В смысле, какому богу жертвуете?
Чего молчите? Это простой вопрос.
Мать моя подносила Мокоши, чтоб был в доме достаток, и скотьему богу, чтоб дал ещё детей, и Хорсу, богу света и тепла. В моей родной селитьбе все подносили Хорсу – ну вот и мать подносила ему, а вы кому подносите?
Ага, понимаю. Ну что же, хорошо.
Вот и я ему теперь жертвую из первой чаши.
Да прольётся сладкая брага прямо в горло этого сильного бога.
Пошли удачу вашему дому, и чтоб его двери, когда надо, открывались во всю ширину – а когда надо, закрывались накрепко.
Сам я не скажу, чтобы часто подносил требу, и у меня нет какого-то одного бога, на которого я полагаюсь.
Мне кажется, боги мало про нас думают, а больше заняты своими делами.
Они такие же, как мы, они тоже движутся по кругу, они ничего не могут изменить.
Иногда мне кажется, что боги нас обманывают.
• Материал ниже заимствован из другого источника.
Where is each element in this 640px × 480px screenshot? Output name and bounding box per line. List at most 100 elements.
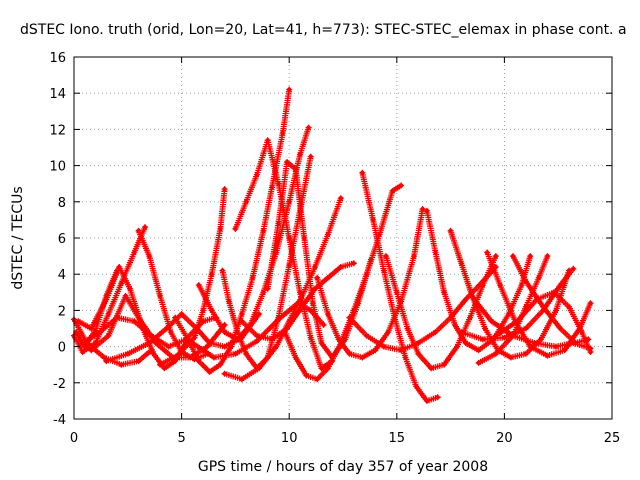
data-point: [394, 290, 399, 295]
data-point: [347, 315, 352, 320]
data-point: [351, 308, 356, 313]
data-point: [73, 329, 79, 335]
data-point: [123, 293, 128, 299]
data-point: [424, 208, 430, 214]
data-point: [302, 235, 307, 241]
data-point: [119, 362, 124, 367]
data-point: [360, 170, 365, 176]
data-point: [325, 366, 331, 371]
data-point: [269, 185, 275, 190]
data-point: [312, 264, 318, 270]
data-point: [338, 264, 344, 270]
data-point: [136, 228, 141, 233]
data-point: [588, 349, 593, 355]
data-point: [222, 329, 227, 335]
data-point: [523, 351, 529, 357]
data-point: [78, 342, 83, 347]
y-tick-label: 6: [58, 232, 66, 247]
data-point: [562, 348, 567, 353]
data-point: [540, 304, 546, 309]
data-point: [218, 226, 223, 232]
series-track: [172, 86, 293, 375]
data-point: [469, 293, 475, 299]
data-point: [416, 351, 421, 357]
data-point: [235, 337, 240, 342]
data-point: [416, 340, 421, 346]
data-point: [551, 290, 557, 295]
data-point: [308, 154, 313, 159]
data-point: [222, 371, 227, 376]
data-point: [293, 355, 298, 360]
data-point: [312, 286, 318, 291]
y-tick-label: 4: [58, 268, 66, 283]
data-point: [209, 272, 214, 277]
data-point: [233, 351, 238, 357]
data-point: [528, 344, 533, 349]
x-tick-label: 15: [389, 431, 406, 446]
data-point: [508, 355, 514, 360]
data-point: [413, 384, 419, 389]
data-point: [364, 333, 369, 338]
data-point: [297, 152, 303, 157]
data-point: [325, 311, 331, 317]
data-point: [319, 340, 324, 346]
series-track: [492, 289, 594, 355]
data-point: [80, 349, 85, 355]
series-track: [359, 169, 441, 404]
data-point: [545, 353, 550, 358]
data-point: [104, 358, 109, 364]
data-point: [282, 329, 288, 335]
y-tick-label: 2: [58, 304, 66, 319]
data-point: [588, 300, 593, 306]
data-point: [308, 335, 313, 340]
data-point: [579, 329, 585, 335]
x-axis-label: GPS time / hours of day 357 of year 2008: [198, 459, 488, 475]
data-point: [538, 337, 544, 342]
data-point: [168, 329, 174, 335]
data-point: [523, 279, 529, 284]
data-point: [558, 326, 563, 331]
data-point: [398, 348, 404, 353]
data-point: [97, 329, 103, 335]
data-point: [493, 253, 498, 259]
data-point: [424, 398, 430, 404]
data-point: [325, 232, 331, 237]
y-tick-label: 14: [49, 87, 66, 102]
data-point: [287, 262, 292, 268]
data-point: [164, 326, 169, 331]
data-point: [132, 250, 137, 255]
data-point: [151, 351, 156, 357]
data-point: [89, 326, 94, 331]
data-point: [119, 281, 124, 286]
data-point: [403, 355, 408, 360]
data-point: [304, 373, 309, 378]
data-point: [463, 297, 468, 302]
data-point: [136, 315, 141, 320]
data-point: [190, 340, 195, 346]
x-ticks: 0 5 10 15 20 25: [70, 57, 620, 446]
data-point: [106, 311, 111, 317]
data-point: [149, 333, 154, 338]
data-point: [459, 261, 464, 266]
data-point: [125, 351, 130, 357]
data-point: [314, 376, 320, 382]
data-point: [89, 348, 94, 353]
data-point: [553, 308, 559, 313]
data-point: [392, 315, 397, 320]
data-point: [287, 87, 292, 92]
y-tick-label: 10: [49, 160, 66, 175]
data-point: [183, 337, 189, 342]
data-point: [147, 253, 152, 259]
data-point: [482, 326, 488, 331]
x-tick-label: 0: [70, 431, 78, 446]
data-point: [381, 268, 387, 273]
data-point: [222, 186, 227, 192]
data-point: [239, 311, 245, 317]
data-point: [571, 340, 576, 346]
data-point: [136, 358, 141, 364]
data-point: [433, 329, 438, 335]
data-point: [293, 167, 298, 172]
series-track: [195, 124, 312, 343]
data-point: [351, 261, 356, 266]
data-point: [360, 355, 365, 360]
Мы проливаем кровь на их алтари, а на самом деле наша кровь им не нужна, а нужно что-то другое.
Подожди, не надо так глазами сверкать. Я не хулитель богам. Но я не обещал, что рассказ будет простым. Мы уговорились, что я буду излагать, а вы слушать, – слушайте и молчите. Я жертвую, как любой другой нормальный человек, всегда, когда мне нужна подмога. Я бродяга, мы же глумилы, мы ходим из одного места в другое, а в каждой селитьбе свои порядки: в одном месте стоит Мара – и я жертвую Маре, в другом месте стоит Хорс, и я тогда жертвую Хорсу.
Конечно, от сердца жертвую, иначе какая жертва? Но, повторяю, я не из тех, кто по любому поводу курицу на требище несёт. Честно признаюсь. Когда закончу этот сказ, сами поймёте.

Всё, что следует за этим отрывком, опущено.